Courtesy Everett Collection

Roberts felt that he and Garland were often finding their way in the dark given that the film was continually evolving – even visual effects like the dandelion seeds that provide some of the movie’s most striking images were late ideas that emerged during the editing process. Creating tension in the film’s relatively uneventful first half was particularly tricky, and Roberts had to rely on instinct and intuition because there were no test screenings to see how the film was working on an audience. “We screened it for a few intimate groups of friends and family, but because the nature of certain sequences relied so much on effects that weren’t done it felt like it was impossible to accurately gauge anything from a preview,” Roberts said.

The editor’s strategy in the early scenes was to cut against the natural rhythms of the material, an approach that creates a palpable sense of menace even when virtually nothing is happening. “By holding a shot just a few beats beyond what would be the natural place to cut, you create a slight question in the audience’s mind,” Roberts said. “Why are we lingering here?” Roberts and Garland also made extensive use of angles shot from unknown points of view, increasing the film’s voyeuristic quality. “To a certain extent you’re aided by the genre,” Roberts added. “People know it’s horror, so they’re waiting for it to take a turn at some point. If it was packaged as a romantic comedy it wouldn’t have the same effect even if the sequences were in exactly the same form as they’re in now.”

In spite of Roberts’ enthusiasm about the horror genre, he consciously avoided revisiting any of the classics to prepare for “Men.” “I’ve spent a lifetime watching films and internalizing their lessons,” Roberts said, “but I don’t go and look for specific examples because then you have to either copy or reject them. It’s more an intuitive sense of how to unsettle the viewer by focusing on mundane or commonplace details and placing them in a context that makes them a little more ominous.”

Jessie Buckley, "Men"

“Men”

A24/screenshot

Roberts was aided by the film’s music and sound design, which like many other aspects of the film evolved organically throughout production and post-production. The eerie musical echo that calls back to Harper (Jessie Buckley), for example, was initially just written as a yell, but Garland changed it to a melody as a response to his lead performer’s specific talents (the piano in the house became a more important element of the story as well). The decision was then made to make the singer of the echo be a man imitating a woman’s voice, adding to the eeriness while also engaging with the film’s core ideas. “A man singing like a woman was both more unusual tonally and more interesting in terms of the overarching themes of the film,” Roberts said, adding that the song that opens and closes “Men” is sung by a woman (Lesley Duncan) at the beginning and a man (Elton John) at the end.

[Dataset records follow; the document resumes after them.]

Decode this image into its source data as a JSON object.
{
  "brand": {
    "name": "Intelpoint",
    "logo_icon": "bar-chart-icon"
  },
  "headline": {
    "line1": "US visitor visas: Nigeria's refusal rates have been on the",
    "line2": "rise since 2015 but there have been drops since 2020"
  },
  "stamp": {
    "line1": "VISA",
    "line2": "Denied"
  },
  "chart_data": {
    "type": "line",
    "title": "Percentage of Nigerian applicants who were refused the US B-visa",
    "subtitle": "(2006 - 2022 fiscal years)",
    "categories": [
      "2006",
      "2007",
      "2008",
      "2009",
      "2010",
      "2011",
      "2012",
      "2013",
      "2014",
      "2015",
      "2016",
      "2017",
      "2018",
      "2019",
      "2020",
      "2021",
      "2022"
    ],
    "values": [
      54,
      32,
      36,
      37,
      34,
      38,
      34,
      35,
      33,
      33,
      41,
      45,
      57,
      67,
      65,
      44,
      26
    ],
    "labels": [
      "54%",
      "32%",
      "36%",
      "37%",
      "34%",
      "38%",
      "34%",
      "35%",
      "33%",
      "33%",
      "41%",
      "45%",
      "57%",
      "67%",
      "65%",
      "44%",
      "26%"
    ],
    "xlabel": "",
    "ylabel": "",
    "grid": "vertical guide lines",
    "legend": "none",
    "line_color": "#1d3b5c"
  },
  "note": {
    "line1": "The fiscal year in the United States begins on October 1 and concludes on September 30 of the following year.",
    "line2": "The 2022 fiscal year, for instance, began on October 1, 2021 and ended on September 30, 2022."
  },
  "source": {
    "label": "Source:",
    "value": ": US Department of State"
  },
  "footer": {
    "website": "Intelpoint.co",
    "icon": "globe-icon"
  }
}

Ideas like the echo or the unnerving shots of nature that recur throughout the film were all, as Roberts put it, “born out of the ongoing creative process that carries all the way through. There’s a lot of interest in exploration, and Alex and I don’t really need to talk about it. If something works we just move on to the next thing that doesn’t, or that we don’t like as much. I didn’t press Alex on his motivations. So weirdly, as long as the process is and as collaborative as it is, my response to it remains relatively private and personal.”